Other deals are possible. While a growing number of companies in the industry have struck deals, some manufacturers have not — and no pharmacy companies have struck nationwide settlements.
But the total amount in the settlements is far below estimates of the financial costs of the epidemic. The Society of Actuaries found that the cost of the crisis in the U.S. was $630 billion from 2015 through 2018, with most of the costs borne by the private sector. And the White House Council of Economic Advisers, when considering the economic impact of people who fatally overdosed, put the one-year cost at about $500 billion nationally.
Unlike with the tobacco settlements reached in the 1990s, governments have agreed to spend money they bring in from opioid-related settlements to deal with the opioid crisis.
In a joint statement, the attorneys general for Connecticut, Delaware, Florida, Louisiana, Massachusetts, New York, North Carolina, Ohio, Pennsylvania and Tennessee said the settlement talks with the four companies are "potentially nearing their completion," and that, "we look forward to bringing much-needed dollars home to our states to help people recover from opioid addiction and to fundamentally change the opioid manufacturing and distributing industries so this never happens again."
But they still have choices ahead on exactly how they do it.
"Is it a nice chunk of change?" asked Ryan Hampton, who is in recovery from an opioid addiction and is a Las Vegas-based advocate for policy to address the overdose crisis. "Sure it is. Will it go to where it needs to go? The jury's still out on that."
Even before the settlement plan was unveiled Tuesday, a group of public health advocates and experts began calling for any settlement money to be spent to address the opioid crisis.
"It's money that can do a lot of good if it's used well," said Joshua Sharfstein, a vice dean at the Johns Hopkins Bloomberg School of Public Health, who is spearheading the effort. "It's really important to use it well to save lives because it's coming at the peak of the overdose epidemic."

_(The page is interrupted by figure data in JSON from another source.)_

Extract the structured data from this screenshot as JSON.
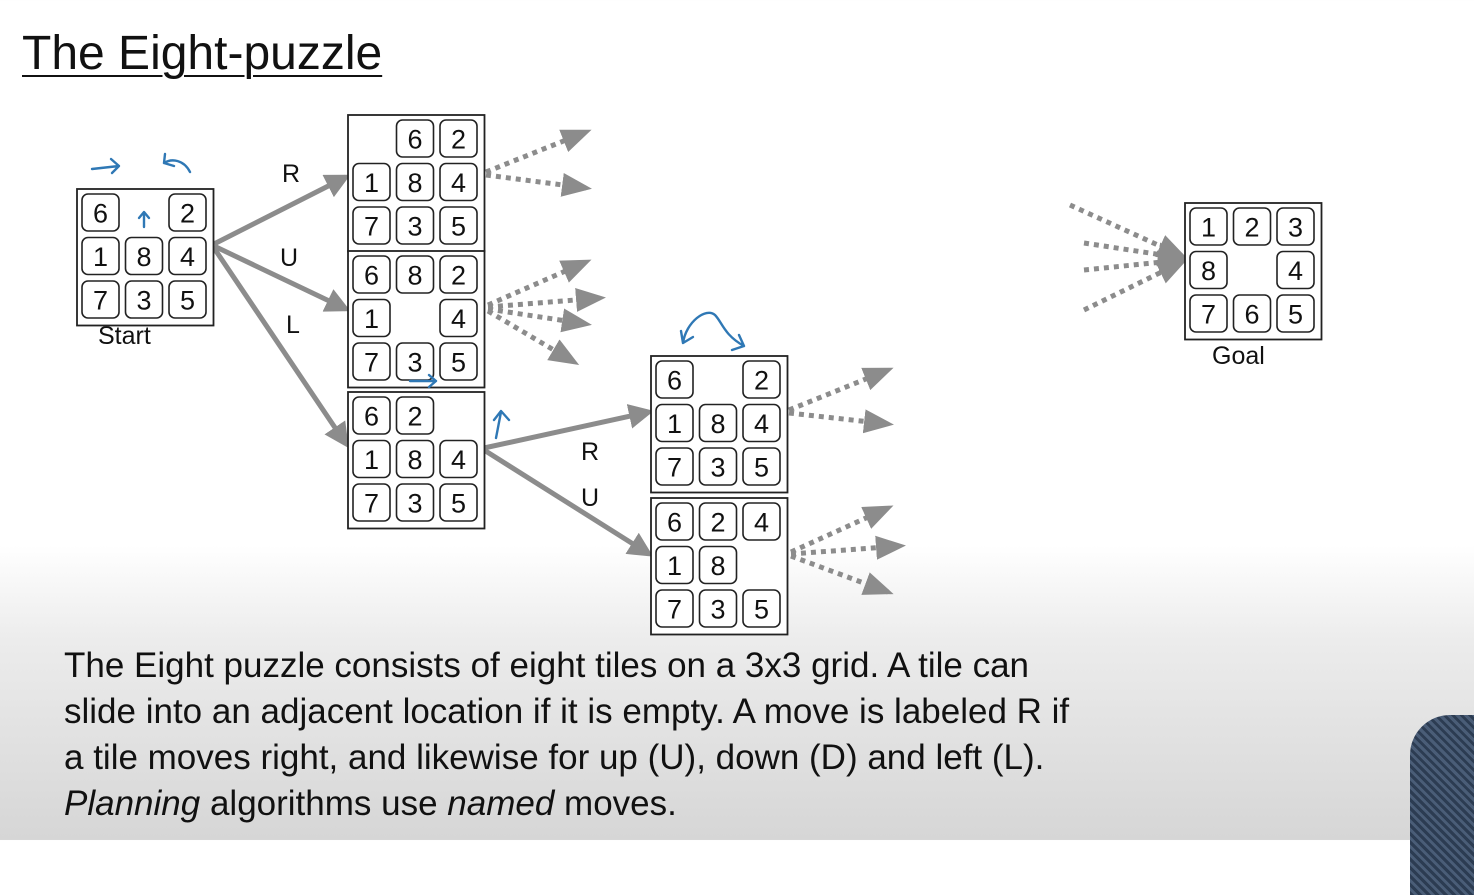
{
  "title": "The Eight-puzzle",
  "labels": {
    "start": "Start",
    "goal": "Goal"
  },
  "moves": {
    "r1": "R",
    "u1": "U",
    "l1": "L",
    "r2": "R",
    "u2": "U"
  },
  "boards": {
    "start": [
      [
        "6",
        "",
        "2"
      ],
      [
        "1",
        "8",
        "4"
      ],
      [
        "7",
        "3",
        "5"
      ]
    ],
    "after_r": [
      [
        "",
        "6",
        "2"
      ],
      [
        "1",
        "8",
        "4"
      ],
      [
        "7",
        "3",
        "5"
      ]
    ],
    "after_u": [
      [
        "6",
        "8",
        "2"
      ],
      [
        "1",
        "",
        "4"
      ],
      [
        "7",
        "3",
        "5"
      ]
    ],
    "after_l": [
      [
        "6",
        "2",
        ""
      ],
      [
        "1",
        "8",
        "4"
      ],
      [
        "7",
        "3",
        "5"
      ]
    ],
    "after_lr": [
      [
        "6",
        "",
        "2"
      ],
      [
        "1",
        "8",
        "4"
      ],
      [
        "7",
        "3",
        "5"
      ]
    ],
    "after_lu": [
      [
        "6",
        "2",
        "4"
      ],
      [
        "1",
        "8",
        ""
      ],
      [
        "7",
        "3",
        "5"
      ]
    ],
    "goal": [
      [
        "1",
        "2",
        "3"
      ],
      [
        "8",
        "",
        "4"
      ],
      [
        "7",
        "6",
        "5"
      ]
    ]
  },
  "description": {
    "text1": "The Eight puzzle consists of eight tiles on a 3x3 grid. A tile can slide into an adjacent location if it is empty. A move is labeled R if a tile moves right, and likewise for up (U), down (D) and left (L). ",
    "em1": "Planning",
    "text2": " algorithms use ",
    "em2": "named",
    "text3": " moves."
  },
  "colors": {
    "arrow": "#8c8c8c",
    "annotation": "#2f78b5",
    "tile_border": "#222222"
  }
}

Private lawyers on the Plaintiffs' Executive Committee representing local governments in opioid lawsuits across the country announced some details of the settlement on Tuesday even before it was completed. The decision to do so was partly because the state of New York reached a settlement Tuesday with the three big distribution companies amid a trial playing out in a state court on Long Island.
New York's deal, worth more than $1 billion, represents the share of the national deal it will receive from distributors if the national deal is finalized. New York also reached a similar deal last month with Johnson & Johnson worth $230 million.
"Today, we're holding them accountable delivering more than $1 billion more into New York communities ravaged by opioids for treatment, recovery, and prevention efforts," New York Attorney General Letitia James said in a statement Tuesday.
The trial is expected to continue, but the settlement leaves only three drug manufacturers as defendants.
Other manufacturers, regional distribution companies and pharmacies will remain in the New York and other cases for now.
The state and local governments say distribution companies did not have proper controls to flag or halt shipments to pharmacies that received outsized shares of powerful and addictive prescription painkillers. The companies have maintained that they were filling orders of legal drugs placed by doctors — so they shouldn't shoulder blame for the nation's addiction and overdose crisis.
An Associated Press analysis of federal distribution data found that enough prescription opioids were shipped in 2012 for every person in the U.S. to have a 20-day supply.
And opioids — including both prescription drugs and illegal ones like heroin and illicitly produced fentanyl — have been linked to more than 500,000 deaths in the U.S. since 2000. The number of cases reached a record high in 2020.